Thursday, March 16, 2006

Pray She Contacts Me!

I sent a second match..email to someone. Not only is she attractive, but she intrigues me. She is loving and caring. I can see the warmth in her eyes.

I told her a little more about myself and I hope it helps her make up her mind to email me or not. I asked her please to respond ..either way, just so I know. It's helps. So I can move on.

I emailed another too and asked her for her picture. It seems this alarms some, those without pictures? I can understand if her profession makes her dubious but tell me that anyway. I would understand. This way, I haven't a clue what she looks like.

All I know is that I want femme; butch need not apply. But, some butch women do not know they are butch? How can that be?

There is a picture of a man in a crew cut and suit and tie and in his profile "she" states: I am a women, a feminine woman (?). I know who I am (?). I really had to chuckle at that one. A picture speaks a thousand words!

Anyway, something will happen because I am totally content and love myself immensely. I only have this dull ache in my heart that lingers daily and I want to fill it. I love loving and being affectionate.

My summer love was the greatest gift on earth, so far, for me. It was wonderful to be loving to her.
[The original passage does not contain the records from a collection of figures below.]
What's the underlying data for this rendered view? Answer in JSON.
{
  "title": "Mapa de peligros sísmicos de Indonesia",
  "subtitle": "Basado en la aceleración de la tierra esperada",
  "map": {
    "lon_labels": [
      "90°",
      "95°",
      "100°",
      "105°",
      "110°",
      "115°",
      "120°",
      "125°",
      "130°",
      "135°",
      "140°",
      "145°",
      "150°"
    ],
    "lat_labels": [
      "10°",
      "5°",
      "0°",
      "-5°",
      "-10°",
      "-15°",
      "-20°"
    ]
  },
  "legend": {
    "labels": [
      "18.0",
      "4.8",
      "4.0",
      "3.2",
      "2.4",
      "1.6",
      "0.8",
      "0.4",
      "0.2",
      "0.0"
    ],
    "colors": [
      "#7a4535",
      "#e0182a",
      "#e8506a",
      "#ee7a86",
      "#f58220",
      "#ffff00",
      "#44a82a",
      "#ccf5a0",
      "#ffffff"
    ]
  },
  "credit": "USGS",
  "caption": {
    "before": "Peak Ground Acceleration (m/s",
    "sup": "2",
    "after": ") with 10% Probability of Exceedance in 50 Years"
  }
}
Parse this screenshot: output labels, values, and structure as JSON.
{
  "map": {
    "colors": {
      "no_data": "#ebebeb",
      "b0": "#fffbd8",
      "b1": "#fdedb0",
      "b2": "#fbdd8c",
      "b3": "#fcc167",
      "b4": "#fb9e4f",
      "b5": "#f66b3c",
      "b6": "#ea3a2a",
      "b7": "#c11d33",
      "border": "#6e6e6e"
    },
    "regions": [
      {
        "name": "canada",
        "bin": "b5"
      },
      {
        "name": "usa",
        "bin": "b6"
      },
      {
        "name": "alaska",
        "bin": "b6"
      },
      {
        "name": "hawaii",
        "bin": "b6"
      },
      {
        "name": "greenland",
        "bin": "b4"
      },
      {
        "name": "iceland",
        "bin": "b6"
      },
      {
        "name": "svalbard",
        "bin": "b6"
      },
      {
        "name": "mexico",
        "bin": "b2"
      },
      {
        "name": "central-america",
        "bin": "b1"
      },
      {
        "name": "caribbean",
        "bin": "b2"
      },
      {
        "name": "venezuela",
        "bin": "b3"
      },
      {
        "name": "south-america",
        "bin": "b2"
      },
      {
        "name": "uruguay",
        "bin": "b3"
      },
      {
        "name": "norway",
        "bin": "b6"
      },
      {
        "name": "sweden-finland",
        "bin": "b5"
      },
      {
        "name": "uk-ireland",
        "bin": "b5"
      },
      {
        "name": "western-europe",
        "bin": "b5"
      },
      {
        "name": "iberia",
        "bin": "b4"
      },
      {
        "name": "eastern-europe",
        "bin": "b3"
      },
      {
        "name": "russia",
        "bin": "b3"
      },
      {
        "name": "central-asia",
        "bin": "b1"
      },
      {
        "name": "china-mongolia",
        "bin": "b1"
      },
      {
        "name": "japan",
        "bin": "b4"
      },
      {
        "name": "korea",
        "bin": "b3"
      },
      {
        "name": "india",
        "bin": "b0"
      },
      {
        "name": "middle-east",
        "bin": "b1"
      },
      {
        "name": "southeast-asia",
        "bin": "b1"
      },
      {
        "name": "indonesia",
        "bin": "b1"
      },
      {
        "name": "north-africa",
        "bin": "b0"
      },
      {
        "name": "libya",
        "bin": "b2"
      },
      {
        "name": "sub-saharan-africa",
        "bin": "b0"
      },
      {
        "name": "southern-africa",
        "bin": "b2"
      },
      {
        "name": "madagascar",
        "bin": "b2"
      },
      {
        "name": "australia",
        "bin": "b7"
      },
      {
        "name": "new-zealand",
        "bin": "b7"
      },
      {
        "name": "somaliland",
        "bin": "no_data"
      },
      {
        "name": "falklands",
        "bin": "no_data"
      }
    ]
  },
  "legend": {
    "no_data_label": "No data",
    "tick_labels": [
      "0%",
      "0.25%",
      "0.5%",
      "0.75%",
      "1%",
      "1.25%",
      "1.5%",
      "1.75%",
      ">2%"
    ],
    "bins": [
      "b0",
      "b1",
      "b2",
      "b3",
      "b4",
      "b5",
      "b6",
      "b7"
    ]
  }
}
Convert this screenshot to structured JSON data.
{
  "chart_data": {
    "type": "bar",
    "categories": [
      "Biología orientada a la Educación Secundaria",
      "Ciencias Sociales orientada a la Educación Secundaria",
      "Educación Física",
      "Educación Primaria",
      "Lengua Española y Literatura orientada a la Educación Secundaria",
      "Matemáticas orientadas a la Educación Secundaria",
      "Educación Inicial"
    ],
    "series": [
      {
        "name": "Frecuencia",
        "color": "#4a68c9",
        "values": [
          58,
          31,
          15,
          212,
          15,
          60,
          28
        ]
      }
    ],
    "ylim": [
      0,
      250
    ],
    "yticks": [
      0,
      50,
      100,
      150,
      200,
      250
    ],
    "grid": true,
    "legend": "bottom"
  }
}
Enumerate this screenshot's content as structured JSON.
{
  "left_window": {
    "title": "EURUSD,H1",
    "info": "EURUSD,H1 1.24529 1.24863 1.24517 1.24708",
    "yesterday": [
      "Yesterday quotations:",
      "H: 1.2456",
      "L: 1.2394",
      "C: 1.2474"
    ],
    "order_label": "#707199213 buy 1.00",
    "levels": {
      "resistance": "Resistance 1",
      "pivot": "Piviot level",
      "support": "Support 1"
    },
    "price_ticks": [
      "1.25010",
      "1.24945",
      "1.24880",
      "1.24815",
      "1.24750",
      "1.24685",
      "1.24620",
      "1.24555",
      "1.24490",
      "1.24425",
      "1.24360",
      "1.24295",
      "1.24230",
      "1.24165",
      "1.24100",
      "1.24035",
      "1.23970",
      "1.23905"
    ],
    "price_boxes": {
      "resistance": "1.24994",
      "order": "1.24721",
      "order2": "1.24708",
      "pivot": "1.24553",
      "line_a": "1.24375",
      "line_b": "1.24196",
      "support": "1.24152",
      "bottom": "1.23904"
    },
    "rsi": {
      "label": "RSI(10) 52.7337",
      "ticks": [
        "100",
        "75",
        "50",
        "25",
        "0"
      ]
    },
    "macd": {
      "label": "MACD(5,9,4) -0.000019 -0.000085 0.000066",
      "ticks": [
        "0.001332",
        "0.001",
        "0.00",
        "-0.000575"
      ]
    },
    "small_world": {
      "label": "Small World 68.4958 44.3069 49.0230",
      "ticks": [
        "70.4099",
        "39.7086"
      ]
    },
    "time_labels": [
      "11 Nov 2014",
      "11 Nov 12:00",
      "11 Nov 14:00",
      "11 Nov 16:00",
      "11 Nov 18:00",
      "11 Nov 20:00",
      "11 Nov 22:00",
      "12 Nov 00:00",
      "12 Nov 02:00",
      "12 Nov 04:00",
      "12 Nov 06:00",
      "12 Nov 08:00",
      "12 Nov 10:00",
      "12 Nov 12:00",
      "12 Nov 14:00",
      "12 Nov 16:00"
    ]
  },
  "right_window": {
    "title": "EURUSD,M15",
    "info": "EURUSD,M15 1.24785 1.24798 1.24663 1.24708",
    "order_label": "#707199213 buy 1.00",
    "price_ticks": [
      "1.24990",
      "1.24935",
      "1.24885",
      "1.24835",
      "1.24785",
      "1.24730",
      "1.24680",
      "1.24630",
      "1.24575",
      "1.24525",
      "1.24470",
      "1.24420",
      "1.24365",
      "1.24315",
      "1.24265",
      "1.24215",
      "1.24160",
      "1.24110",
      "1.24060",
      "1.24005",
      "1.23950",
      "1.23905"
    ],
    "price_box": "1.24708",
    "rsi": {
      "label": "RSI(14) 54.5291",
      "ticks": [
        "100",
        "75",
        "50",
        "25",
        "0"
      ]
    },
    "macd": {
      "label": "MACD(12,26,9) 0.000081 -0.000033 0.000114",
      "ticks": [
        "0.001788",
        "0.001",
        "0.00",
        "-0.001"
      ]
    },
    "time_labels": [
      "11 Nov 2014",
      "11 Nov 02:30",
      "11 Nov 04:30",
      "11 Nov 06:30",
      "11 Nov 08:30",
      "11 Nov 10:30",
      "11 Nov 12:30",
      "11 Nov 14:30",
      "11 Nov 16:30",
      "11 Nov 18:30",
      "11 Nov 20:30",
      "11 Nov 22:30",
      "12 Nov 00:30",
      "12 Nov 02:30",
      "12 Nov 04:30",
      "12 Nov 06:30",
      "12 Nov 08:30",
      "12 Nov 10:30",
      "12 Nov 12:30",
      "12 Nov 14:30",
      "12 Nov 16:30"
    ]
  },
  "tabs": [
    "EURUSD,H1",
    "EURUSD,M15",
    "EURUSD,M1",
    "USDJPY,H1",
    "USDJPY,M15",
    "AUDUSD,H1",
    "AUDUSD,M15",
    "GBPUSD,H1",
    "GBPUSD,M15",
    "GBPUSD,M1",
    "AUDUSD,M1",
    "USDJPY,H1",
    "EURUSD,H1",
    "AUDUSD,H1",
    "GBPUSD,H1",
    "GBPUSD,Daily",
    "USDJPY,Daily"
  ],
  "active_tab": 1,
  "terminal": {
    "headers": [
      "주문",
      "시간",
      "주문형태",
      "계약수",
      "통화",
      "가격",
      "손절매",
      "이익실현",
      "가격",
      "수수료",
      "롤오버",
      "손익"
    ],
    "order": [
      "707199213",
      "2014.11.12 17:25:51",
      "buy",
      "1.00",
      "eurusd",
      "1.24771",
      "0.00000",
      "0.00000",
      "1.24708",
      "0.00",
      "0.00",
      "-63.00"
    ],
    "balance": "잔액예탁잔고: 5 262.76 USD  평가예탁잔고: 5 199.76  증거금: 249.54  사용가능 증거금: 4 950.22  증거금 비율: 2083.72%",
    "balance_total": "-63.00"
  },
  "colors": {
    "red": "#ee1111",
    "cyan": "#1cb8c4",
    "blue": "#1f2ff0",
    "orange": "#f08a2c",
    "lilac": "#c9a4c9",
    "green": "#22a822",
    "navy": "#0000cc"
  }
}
So adorable! She's not what I make her in my head to be...oh yes she is..I saw through all that facade. I knew what lied deep within her heart. In time she may change.. I did. I made a complete 180. I use to run from anyone caring or showing emotion because I didn't know how to handle what I wanted so desperately. Then came Teresa.

The universe changed for me. Did I create my own reality? You bet ya! Teresa showed me love but couldn't come to me..so the universe rearranged things and sent my summer love. She brought me back to life. She made my heart beat again! I will care for her forever. She could contact me at any time and ask something, anything of me, and I would be there for her. She is genuine!

So wish me luck! I have a lot of love in my heart to give. Now, this time around I wil remain my identity. In the past I had a tendency to fold; to become inertia and float through life on "her" air waves like a timid butterfly. In the future, howver, I will maintain my independence and be true to myself; which mean, I will eat light in the evenings and early enough. And I will maintain my healthy lifestyle of running, yoga, swimming, bicycling and being myself. Actually, that is not really not much...is it? I believe in compromise too.

So wish me luck! As Kristi says: I'm "hot" and "Quit the catch". She's cute!